I decide I better keep my mouth shut. I do this because I know from my studies some primitive societies consider anyone in ill health a burden on the group, and some will even leave you behind to die.  Some will consider you possessed by an evil demon, and they may bury you alive to make sure the demon dies with you.  I decide I'm not ready for that yet, so I force myeslf to relax.

 

I pray I'm among the many societies who considers the sick blessed by the spirits.  I remember reading about them in a a book called "A History of Medicine" by Henry E. Sigerist.
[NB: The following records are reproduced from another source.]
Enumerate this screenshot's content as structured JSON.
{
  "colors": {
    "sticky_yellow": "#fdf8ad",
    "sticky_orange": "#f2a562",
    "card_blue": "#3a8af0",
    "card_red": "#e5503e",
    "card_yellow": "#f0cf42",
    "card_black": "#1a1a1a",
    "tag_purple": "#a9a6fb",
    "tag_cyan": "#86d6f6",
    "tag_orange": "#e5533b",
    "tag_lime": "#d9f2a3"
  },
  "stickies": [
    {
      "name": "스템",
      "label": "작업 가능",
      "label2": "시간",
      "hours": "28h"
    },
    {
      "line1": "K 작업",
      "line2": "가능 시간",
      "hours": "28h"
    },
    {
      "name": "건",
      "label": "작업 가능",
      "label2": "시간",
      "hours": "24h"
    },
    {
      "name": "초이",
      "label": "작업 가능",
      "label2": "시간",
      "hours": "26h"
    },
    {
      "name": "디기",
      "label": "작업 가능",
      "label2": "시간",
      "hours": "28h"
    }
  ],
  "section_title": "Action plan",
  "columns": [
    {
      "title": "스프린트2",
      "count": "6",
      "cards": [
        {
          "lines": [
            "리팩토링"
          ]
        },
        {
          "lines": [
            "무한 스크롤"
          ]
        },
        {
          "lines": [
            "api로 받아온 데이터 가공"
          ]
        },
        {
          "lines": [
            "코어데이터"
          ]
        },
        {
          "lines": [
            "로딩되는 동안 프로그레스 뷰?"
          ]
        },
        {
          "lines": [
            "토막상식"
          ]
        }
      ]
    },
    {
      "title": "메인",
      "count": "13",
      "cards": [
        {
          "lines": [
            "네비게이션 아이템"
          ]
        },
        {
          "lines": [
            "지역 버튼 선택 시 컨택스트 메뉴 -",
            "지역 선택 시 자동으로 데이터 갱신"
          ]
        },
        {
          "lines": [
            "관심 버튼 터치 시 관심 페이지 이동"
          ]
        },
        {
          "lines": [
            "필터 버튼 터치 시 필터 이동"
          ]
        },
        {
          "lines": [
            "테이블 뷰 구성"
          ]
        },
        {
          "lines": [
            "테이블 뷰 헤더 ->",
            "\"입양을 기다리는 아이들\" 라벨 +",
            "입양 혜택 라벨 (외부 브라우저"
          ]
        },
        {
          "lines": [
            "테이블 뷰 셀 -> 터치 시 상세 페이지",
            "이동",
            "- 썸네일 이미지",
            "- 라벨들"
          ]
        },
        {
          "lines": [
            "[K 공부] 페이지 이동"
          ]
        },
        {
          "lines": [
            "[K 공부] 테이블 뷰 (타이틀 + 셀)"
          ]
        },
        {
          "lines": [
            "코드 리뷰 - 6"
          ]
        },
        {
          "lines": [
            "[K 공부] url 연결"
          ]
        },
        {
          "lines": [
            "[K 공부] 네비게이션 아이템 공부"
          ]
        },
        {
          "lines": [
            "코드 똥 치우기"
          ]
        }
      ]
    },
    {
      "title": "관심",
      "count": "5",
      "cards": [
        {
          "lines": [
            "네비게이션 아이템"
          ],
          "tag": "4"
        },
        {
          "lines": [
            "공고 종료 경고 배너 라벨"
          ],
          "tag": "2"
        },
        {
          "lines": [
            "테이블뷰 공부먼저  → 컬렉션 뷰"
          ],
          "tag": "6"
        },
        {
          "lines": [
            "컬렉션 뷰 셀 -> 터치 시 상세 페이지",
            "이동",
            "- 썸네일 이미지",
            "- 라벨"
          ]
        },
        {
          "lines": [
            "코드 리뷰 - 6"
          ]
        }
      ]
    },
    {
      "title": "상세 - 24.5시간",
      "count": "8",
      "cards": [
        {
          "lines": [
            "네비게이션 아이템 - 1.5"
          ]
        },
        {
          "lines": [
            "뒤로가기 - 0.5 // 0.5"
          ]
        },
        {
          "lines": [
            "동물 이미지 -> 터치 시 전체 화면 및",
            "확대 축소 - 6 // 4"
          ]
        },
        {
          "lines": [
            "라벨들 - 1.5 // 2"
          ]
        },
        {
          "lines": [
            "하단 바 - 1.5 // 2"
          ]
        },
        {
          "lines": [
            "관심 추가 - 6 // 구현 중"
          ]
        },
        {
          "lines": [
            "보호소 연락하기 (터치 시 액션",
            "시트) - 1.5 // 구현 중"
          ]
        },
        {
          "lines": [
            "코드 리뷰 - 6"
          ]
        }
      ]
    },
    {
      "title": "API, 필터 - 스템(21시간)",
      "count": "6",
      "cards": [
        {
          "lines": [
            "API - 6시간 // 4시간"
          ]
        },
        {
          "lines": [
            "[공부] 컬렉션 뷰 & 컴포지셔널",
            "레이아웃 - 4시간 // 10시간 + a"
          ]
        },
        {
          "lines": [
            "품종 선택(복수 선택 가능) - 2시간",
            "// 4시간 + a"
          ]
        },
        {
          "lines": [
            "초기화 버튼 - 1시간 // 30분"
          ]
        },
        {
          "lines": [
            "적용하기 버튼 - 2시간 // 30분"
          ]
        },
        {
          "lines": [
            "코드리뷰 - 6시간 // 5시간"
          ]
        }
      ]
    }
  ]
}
He wrote*:

"The patient... is a man who on account of his condition is in more intimate contact with the world of the spirits than other people.  His soul may have been abducted and on its wanderings has intercourse with the spirits, is lured by them or fights with them.  Or the patient is possessed by a demon who now resides in him and talks through his mouth.  All this accentuates his special position that the sick man holds on society, makes him an object of awe, a res sacra."  (1)

He ads:

"It is believed that a man who was seriously sick and recovered will never again be the same as he was before his illness.  The fact that he was in close touch with the transcendental world gives him a special position once and for all, and the fact that he was attacked by evil forces but did not succumb to them shows that he has some power over them.  As a result, former patients would enroll in medicine societies." (1)

I remember a column I wrote a few years back, "The seven benefits of asthma," where I wrote about how being close to death you develop a new perspective of life, and value each breath that comes without strain.  You value every day.